Real body and imaginary body, the body of emotion and experience, the mystical body and the social body, the diffuse body and the hybridised all blend together in a play of cross-references and self-quotations. Here, the present tense of the artist’s work confers new topicality on its own past, always incorporating it and reintegrating it as an element that can be infinitely modulated and rearranged. One expression of this approach is The Harlequin’s Coat, ORLAN’s latest performance operation, which marks a shift from the use of surgery to that of biotechnologies as a new medium to be explored.

Making its world premiere in the gallery’s Milan premises, we see a series of photos of a work that started in 2007 in collaboration with the Australian collective SymbioticA, and that is still in progress. Into a culture dish the artist has placed some cells of her own skin hybridised with those of people of different ethnic origins, in order to obtain dermal shreds of different colours. Together, these are used to create an organic, sentient “harlequin’s coat”, as a metaphor of the melting pot of contemporary society. This pays tribute to the ideas expressed by Michel Serres in Laïcité, his preface to Le tiers instruit, a book on which ORLAN had already based her fifth surgical-performance operation, Opération-opéra, introducing this project as the terminus ante quem.
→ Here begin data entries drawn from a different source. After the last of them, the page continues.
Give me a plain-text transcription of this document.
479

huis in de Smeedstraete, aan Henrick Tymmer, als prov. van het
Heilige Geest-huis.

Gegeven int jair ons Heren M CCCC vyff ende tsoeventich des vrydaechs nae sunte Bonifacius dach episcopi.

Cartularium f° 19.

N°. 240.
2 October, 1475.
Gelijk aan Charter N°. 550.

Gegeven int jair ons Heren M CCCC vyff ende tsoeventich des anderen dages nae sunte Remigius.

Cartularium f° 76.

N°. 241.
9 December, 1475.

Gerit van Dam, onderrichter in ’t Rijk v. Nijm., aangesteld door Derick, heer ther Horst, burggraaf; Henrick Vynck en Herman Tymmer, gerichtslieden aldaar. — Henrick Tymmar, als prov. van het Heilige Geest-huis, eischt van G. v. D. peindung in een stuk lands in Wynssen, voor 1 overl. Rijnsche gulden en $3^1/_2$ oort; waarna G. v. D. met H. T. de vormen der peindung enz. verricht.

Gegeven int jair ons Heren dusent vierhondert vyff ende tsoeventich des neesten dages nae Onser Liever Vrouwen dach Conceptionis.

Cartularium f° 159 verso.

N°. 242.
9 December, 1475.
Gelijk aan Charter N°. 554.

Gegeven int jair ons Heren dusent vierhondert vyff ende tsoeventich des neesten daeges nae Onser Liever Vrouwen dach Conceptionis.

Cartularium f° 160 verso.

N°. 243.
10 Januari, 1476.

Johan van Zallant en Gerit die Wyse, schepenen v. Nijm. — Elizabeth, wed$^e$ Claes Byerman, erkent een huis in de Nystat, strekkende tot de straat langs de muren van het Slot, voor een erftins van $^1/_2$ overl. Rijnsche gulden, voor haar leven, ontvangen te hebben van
In the church of San Matteo, ORLAN—which is itself a pseudonym that has fused perfectly into her own person—faces Saint ORLAN, her provocative alter ego, which recalls Bernini’s Ecstasy of Saint Theresa, a paradigmatic work of post-Tridentine Baroque Rome. She emphasises its combination of spiritual tension, emotional power and sensuality, embarking on a long artistic-existential journey to reinterpret religious iconography in the West.

This irreverent, blasphemous and iconoclastic return to the subtly subversive power that was always latent in the Baroque poetic vision is amplified in the subsequent Réincarnation de Sainte ORLAN, in which the artist de-functionalises plastic surgery by taking it outside the realm of medical legitimacy as a means of transformation, applied by and to Self, but especially as a means for creating her works. In the end, the provocation of the flesh and the overturning of the body give way to yet another of ORLAN’s alter egos: that of AAKA, the extreme expression of an identitary nomadism constantly poised between the real and virtual worlds. This is symptomatic of the multi-dimensional and multimedia evolution that for many years has been so much a part of ORLAN’s research.

A number of retrospectives have been devoted to ORLAN and there have been many solo and group exhibitions featuring her work in Europe, America, and Asia. She has taken part in a number of contemporary art biennials: Paris, Lyon, Venice, Istanbul, Sydney, Poznan and Busan. Her works are to be found in many public and private collections in Europe, in the United States and in Asia.

Eugenio Viola curated Le Récit, a vast retrospective of ORLAN’s work at the Musée d’Art Moderne de Saint-Etienne Métropole, France, in 2007, and edited the monograph of the same name (Le Récit, Edizioni Charta) and ORLAN: Post-Identity Strategies at the Kunsthalle in Tallinn, Estonia, in 2008.